Making real-time marketing work

Real time marketing is one of those buzzwords that is here to stay. Real-time has two distinct meanings – it could either be content served in a timely way, often via social media. Or, it could be timely advertising, usually served on programmatic platforms.

For the purpose of this piece we will focus on social and content.

Social networks continue to be extremely popular in the UK according to the Office for National Statistics, so opportunities for real-time marketing are increasing.

More planning, not less

Mike Tyson said, ‘everyone has a plan. Then they get punched in the face’. Lots of different plans are necessary. Plan ‘A’ is fine, but plans B-F are equally important. “You need to know what you need to measure, and what success looks like. What are the KPIs, and the processes to agree with clients? What is successful, and contingencies need to be taken to take advantage of real-time insights? If real-time can’t inform your behaviour, then there is no point,” explains MEC’s head of real-time planning, Dan Plant.

Do you have permission?

Brands can get it wrong. There are many examples, particularly on social media. Everyone has seen awful or even offensive campaigns that have done more to damage a brand than promote it.
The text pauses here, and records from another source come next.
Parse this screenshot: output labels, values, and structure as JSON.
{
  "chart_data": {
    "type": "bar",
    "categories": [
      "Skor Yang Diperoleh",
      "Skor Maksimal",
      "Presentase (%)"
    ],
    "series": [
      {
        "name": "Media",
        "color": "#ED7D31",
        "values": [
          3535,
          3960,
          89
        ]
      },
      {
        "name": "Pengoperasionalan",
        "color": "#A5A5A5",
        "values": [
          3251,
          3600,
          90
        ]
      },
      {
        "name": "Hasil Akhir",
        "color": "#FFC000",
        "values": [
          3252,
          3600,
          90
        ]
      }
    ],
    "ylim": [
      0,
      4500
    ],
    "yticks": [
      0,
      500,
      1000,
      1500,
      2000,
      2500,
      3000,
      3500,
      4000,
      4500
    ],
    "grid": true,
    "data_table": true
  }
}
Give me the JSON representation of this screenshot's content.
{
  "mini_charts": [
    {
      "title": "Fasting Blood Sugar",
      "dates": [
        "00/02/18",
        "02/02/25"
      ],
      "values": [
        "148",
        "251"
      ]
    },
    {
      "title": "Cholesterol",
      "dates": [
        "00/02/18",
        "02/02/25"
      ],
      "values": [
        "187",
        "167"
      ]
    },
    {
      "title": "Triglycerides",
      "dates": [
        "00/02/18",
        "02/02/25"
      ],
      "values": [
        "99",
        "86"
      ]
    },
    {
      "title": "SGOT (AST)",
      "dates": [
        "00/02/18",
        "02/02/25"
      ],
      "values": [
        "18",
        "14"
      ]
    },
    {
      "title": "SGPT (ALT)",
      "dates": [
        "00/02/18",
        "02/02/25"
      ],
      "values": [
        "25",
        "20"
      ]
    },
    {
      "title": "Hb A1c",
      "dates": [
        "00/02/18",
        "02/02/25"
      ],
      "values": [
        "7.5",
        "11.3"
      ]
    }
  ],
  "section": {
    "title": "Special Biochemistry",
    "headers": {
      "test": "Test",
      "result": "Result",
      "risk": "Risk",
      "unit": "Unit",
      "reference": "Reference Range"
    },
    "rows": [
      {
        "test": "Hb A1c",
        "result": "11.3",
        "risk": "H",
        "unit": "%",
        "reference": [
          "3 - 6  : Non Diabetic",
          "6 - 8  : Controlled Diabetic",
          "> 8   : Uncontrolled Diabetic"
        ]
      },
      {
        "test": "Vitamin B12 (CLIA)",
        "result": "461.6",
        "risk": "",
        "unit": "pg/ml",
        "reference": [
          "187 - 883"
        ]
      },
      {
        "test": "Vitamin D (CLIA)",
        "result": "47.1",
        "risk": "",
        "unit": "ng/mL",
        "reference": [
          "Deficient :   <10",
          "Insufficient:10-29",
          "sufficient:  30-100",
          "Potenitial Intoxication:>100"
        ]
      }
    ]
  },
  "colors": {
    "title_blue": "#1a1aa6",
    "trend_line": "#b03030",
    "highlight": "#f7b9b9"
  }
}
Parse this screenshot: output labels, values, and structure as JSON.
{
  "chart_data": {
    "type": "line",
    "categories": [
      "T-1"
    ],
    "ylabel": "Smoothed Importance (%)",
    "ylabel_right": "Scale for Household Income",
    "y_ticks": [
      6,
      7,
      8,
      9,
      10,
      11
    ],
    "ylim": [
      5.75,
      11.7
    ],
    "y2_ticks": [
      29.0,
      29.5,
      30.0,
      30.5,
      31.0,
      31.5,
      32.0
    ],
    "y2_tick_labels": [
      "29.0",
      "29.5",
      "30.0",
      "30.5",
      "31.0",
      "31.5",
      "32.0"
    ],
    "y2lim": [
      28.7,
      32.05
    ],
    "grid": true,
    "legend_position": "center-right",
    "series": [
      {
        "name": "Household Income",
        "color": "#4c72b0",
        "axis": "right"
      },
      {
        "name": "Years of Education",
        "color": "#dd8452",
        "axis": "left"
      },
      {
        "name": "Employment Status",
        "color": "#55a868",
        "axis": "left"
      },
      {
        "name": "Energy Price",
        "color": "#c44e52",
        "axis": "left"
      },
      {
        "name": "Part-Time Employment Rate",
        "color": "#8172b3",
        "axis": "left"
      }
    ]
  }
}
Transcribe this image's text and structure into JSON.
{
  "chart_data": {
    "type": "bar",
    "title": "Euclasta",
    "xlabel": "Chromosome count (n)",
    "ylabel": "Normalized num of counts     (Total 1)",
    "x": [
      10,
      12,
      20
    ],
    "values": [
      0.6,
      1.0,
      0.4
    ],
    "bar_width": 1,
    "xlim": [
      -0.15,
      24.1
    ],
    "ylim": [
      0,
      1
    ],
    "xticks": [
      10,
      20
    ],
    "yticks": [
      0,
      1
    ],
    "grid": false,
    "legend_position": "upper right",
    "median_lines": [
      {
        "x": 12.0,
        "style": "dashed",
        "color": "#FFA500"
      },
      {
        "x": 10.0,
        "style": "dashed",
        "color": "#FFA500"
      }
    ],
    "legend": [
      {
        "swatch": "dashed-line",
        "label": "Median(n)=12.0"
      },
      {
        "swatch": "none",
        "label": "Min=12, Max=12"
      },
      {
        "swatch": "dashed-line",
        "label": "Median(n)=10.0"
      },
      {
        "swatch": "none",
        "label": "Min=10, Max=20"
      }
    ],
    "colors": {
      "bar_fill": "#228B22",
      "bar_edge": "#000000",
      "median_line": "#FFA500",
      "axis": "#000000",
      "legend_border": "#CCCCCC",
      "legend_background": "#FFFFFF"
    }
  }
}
Make sure your campaign isn’t one. If people follow your brand on social media, does this give you permission to dictate to them? Well no. If brands focus just on what they can get out of their followers then they are heading for disaster. What do consumers get out of the relationship?

Understand the data

What you observe might not be the whole story. Dan Plant gives an example of this, working on the launch of EE. EE had a six month lead over other 4G operators, and everything that could be tracked was tracked. One search term, ‘Nokia 920’ scored very highly in tracking. Intuition would be to put money behind the phone, perhaps create more content around it. Wrong. “Sentiment analysis showed this was top for negative reasons. People complained that EE had the phone exclusively, but EE was an untrusted brand. So instead the money was spent against the audience not the phone, so persuade them the network was right, regardless of the phone.”

Relevant and topical are not the same

Making relevant statements is not the same as being relevant. KitKat used an image of a battered tennis ball, the numbers 70-68 and the phrase ‘Have a break, have a KitKat’ on sandwich boards around Wimbledon the day of the longest-ever game of tennis between Isner and Mahut in 2010. The numbers referred to the games won in the final set. This was a great example of how to do it right. A brilliant piece of real-time advertising, and not even digital.

Timing and patience

Comedian David Schneider saves reams of jokes about things that might happen, then releases them when they really do happen. Plan everything as well as you can, and with as many contingencies as possible.

Adapt and refine

Improve your campaigns based on what you have learned and don’t make excuses or find a scapegoat. Better to learn from mistakes and move on. “Real-time marketing is really pseudo real-time, because you still need human decision making, human instincts to do this properly,” says Plant.